AMD EPYC processors play a starring role in ILM’s render farms. Render farms are big collections of networked server-class computers that work as a team to crunch a metric ton of data.

A typical ILM render farm might contain dozens of high-performance computers like the Supermicro BigTwin. This dual-node processing behemoth can house two 3rd gen AMD EPYC processors, 4TB of DDR5 memory per node and a dozen 2.5-inch hot-swappable solid-state drives (SSDs). In case the specs don’t speak for themselves, that’s an insane amount of power and storage.

For ILM, lighting and rendering happen inside an application by Isotropix called Clarisse. Our hero, Clarisse, relies on CPU rather than GPU power. Unlike most 3D apps, which are single-threaded, Clarisse also features unusually efficient multi-threading.

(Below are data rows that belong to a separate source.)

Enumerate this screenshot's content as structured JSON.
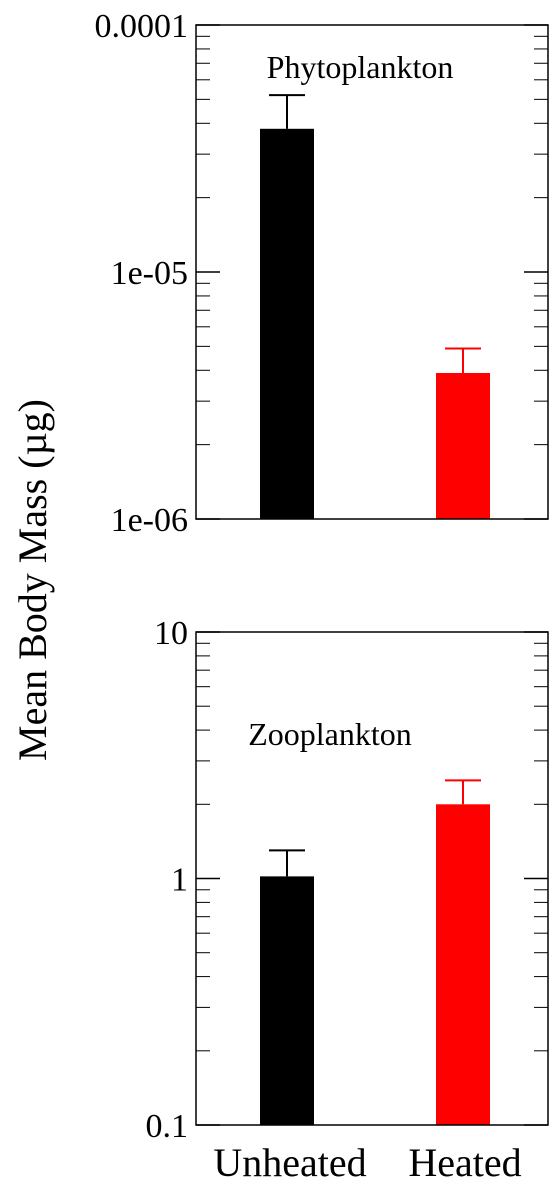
{
  "ylabel": "Mean Body Mass (µg)",
  "colors": {
    "unheated": "#000000",
    "heated": "#ff0000",
    "axis": "#000000"
  },
  "categories": [
    "Unheated",
    "Heated"
  ],
  "chart_data": [
    {
      "type": "bar",
      "panel_label": "Phytoplankton",
      "categories": [
        "Unheated",
        "Heated"
      ],
      "values": [
        3.8e-05,
        3.9e-06
      ],
      "error_upper": [
        5.2e-05,
        4.9e-06
      ],
      "ylabel": "Mean Body Mass (µg)",
      "yscale": "log",
      "ylim": [
        1e-06,
        0.0001
      ],
      "yticks": [
        "1e-06",
        "1e-05",
        "0.0001"
      ],
      "grid": false,
      "legend": "none"
    },
    {
      "type": "bar",
      "panel_label": "Zooplankton",
      "categories": [
        "Unheated",
        "Heated"
      ],
      "values": [
        1.02,
        2.0
      ],
      "error_upper": [
        1.3,
        2.5
      ],
      "ylabel": "Mean Body Mass (µg)",
      "yscale": "log",
      "ylim": [
        0.1,
        10
      ],
      "yticks": [
        "0.1",
        "1",
        "10"
      ],
      "grid": false,
      "legend": "none"
    }
  ]
}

This lets the application take advantage of the parallel-processing power in AMD’s EPYC CPUs to complete more tasks simultaneously. The results: shorter production times and lower costs.

Coming soon: StageCraft

ILM is taking its tech show on the road with an end-to-end virtual production solution called StageCraft. It exists as both a series of Los Angeles and Vancouver-based sites—ILM calls them “volumes”—as well as mobile pop-up volumes waiting to happen anywhere in the United States and Europe.

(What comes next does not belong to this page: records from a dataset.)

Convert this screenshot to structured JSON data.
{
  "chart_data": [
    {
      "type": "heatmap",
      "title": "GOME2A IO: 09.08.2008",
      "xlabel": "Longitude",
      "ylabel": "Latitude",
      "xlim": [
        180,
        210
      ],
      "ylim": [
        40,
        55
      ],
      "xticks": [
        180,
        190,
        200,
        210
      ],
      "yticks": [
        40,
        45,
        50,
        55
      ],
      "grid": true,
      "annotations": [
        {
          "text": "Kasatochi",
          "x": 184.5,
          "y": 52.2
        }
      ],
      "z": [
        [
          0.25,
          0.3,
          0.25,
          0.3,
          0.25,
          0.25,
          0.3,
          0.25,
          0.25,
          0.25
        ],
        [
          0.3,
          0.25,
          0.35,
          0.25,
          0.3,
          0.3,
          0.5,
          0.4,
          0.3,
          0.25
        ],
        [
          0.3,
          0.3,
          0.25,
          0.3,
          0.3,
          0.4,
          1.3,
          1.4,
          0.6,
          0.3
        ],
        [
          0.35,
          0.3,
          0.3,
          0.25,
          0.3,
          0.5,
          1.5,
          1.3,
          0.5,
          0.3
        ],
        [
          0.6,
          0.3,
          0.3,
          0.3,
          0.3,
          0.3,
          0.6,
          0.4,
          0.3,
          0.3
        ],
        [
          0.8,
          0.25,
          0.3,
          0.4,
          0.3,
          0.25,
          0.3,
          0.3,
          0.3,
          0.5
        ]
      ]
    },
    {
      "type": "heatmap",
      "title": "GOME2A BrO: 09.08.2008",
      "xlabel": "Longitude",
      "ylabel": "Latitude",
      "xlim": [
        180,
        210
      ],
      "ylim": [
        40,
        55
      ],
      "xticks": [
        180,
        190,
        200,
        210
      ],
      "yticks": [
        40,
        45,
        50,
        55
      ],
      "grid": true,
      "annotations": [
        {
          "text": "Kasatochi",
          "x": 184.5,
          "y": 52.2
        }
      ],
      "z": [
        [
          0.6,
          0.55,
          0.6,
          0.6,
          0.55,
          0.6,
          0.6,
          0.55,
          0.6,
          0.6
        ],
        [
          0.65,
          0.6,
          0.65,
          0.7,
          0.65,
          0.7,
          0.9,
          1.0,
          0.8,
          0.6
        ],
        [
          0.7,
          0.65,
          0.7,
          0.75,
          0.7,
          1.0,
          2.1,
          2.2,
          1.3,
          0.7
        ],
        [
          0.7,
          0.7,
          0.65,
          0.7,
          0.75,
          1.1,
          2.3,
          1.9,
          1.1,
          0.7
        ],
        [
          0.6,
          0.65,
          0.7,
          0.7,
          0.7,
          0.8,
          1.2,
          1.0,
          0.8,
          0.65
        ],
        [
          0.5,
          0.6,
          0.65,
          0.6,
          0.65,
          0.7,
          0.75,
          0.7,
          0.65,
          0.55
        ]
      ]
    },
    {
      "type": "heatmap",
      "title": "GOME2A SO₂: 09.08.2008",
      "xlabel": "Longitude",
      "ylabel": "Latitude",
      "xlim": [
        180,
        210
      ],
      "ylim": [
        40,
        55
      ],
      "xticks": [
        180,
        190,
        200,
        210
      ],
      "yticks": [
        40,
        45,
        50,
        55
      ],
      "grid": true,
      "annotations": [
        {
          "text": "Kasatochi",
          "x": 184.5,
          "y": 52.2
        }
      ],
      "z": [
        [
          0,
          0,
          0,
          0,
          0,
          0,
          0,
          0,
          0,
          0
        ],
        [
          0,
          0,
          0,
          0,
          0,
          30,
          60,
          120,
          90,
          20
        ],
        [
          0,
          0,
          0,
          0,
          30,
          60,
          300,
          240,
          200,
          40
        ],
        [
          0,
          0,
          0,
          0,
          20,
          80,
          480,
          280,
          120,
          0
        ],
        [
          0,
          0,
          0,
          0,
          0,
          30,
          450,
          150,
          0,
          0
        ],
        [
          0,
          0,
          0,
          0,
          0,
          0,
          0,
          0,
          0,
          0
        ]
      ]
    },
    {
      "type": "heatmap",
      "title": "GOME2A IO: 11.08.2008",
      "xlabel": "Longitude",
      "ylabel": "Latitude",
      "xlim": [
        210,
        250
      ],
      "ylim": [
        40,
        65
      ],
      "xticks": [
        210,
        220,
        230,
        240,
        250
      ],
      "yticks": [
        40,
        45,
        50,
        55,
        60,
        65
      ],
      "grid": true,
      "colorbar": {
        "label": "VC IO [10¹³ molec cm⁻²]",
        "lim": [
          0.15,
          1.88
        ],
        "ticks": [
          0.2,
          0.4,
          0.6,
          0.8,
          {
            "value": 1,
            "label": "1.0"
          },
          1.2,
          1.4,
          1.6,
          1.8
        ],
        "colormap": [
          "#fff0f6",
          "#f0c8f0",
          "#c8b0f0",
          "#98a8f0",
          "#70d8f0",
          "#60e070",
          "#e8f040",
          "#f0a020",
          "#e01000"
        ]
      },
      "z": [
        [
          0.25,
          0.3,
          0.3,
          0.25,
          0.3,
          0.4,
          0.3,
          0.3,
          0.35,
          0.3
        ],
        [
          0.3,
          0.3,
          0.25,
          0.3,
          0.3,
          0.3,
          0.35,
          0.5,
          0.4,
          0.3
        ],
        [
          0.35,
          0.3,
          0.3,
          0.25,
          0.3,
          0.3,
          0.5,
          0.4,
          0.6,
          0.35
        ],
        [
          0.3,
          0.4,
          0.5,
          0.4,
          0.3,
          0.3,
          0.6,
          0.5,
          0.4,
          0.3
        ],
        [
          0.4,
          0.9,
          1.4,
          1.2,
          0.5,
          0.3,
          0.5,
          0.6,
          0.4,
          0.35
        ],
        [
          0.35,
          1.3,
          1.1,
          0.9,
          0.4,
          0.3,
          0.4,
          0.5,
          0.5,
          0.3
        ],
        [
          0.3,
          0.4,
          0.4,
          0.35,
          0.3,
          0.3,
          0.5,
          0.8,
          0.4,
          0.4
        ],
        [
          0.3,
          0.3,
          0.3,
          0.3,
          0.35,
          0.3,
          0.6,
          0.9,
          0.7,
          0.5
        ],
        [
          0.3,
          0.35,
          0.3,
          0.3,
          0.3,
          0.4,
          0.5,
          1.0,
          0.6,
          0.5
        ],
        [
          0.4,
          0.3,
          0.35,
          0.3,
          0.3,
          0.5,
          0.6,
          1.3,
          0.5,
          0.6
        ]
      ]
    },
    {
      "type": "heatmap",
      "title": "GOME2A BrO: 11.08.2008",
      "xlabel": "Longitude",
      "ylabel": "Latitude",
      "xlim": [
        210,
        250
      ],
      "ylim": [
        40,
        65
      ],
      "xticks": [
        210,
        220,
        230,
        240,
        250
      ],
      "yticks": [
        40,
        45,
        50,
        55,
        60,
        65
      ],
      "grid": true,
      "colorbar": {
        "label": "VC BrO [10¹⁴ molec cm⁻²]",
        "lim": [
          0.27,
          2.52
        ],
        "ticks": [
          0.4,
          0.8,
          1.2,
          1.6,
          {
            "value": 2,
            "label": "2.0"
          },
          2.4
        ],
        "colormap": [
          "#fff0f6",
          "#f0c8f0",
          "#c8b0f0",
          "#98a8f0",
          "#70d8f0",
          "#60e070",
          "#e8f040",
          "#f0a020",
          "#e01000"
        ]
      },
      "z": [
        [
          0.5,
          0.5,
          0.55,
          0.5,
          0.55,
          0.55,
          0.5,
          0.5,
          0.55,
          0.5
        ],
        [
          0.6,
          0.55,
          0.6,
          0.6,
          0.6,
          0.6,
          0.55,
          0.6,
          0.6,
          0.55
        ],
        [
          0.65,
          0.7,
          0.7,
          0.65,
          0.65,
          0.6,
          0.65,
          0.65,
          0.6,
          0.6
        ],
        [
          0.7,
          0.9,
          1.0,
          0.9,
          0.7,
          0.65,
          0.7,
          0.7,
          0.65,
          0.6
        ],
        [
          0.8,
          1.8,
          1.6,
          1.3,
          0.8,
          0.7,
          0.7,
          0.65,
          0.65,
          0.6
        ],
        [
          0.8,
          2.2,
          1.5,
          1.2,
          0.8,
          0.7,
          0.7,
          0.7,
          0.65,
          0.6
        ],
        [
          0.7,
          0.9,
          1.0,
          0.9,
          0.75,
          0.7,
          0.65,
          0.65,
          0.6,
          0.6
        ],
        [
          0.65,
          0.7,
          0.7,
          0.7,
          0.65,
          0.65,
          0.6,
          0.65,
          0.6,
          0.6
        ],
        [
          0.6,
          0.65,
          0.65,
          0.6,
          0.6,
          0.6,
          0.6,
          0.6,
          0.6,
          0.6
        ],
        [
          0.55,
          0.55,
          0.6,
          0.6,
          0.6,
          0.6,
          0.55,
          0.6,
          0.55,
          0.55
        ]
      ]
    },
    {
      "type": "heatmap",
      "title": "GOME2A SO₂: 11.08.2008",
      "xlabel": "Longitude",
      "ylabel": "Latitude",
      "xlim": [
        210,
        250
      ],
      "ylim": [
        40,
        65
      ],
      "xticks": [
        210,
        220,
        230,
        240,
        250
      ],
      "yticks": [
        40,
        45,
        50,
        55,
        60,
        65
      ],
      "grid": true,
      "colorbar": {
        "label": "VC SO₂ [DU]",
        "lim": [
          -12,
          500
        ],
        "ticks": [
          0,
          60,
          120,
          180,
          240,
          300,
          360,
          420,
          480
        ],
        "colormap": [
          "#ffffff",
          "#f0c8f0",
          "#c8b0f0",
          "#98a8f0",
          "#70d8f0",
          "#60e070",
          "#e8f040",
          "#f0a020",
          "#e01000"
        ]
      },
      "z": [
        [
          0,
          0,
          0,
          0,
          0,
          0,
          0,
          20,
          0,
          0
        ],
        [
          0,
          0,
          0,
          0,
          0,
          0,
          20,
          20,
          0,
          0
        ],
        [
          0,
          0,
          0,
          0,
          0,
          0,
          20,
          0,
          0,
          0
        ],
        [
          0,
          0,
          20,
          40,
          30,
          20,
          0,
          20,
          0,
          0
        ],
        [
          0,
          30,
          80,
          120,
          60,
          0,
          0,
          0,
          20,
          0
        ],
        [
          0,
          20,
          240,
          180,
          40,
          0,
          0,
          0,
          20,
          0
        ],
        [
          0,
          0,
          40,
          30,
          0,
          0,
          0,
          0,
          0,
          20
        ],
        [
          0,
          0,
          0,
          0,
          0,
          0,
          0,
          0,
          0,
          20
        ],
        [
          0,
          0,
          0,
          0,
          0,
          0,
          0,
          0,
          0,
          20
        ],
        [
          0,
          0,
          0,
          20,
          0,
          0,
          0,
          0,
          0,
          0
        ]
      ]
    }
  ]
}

The introduction of StageCraft is interesting for a couple of reasons. For one, this new production environment makes ILM’s AMD-powered magic wand accessible to a wider range of directors, producers and studios.

For another, StageCraft could catalyze the proliferation of cutting-edge creative tech. This, in turn, could lead to the same kind of competition, efficiency increases and miniaturization that made 4K filmmaking a feature of everyone’s mobile phones.

StageCraft could also usher in a new visual language. The more people with access to high-tech visualization technology, the more likely it is that some unknown aspiring auteur will pop up, seemingly out of nowhere, to change the nature of entertainment forever.

Kinda’ like how George Lucas did it back in the day.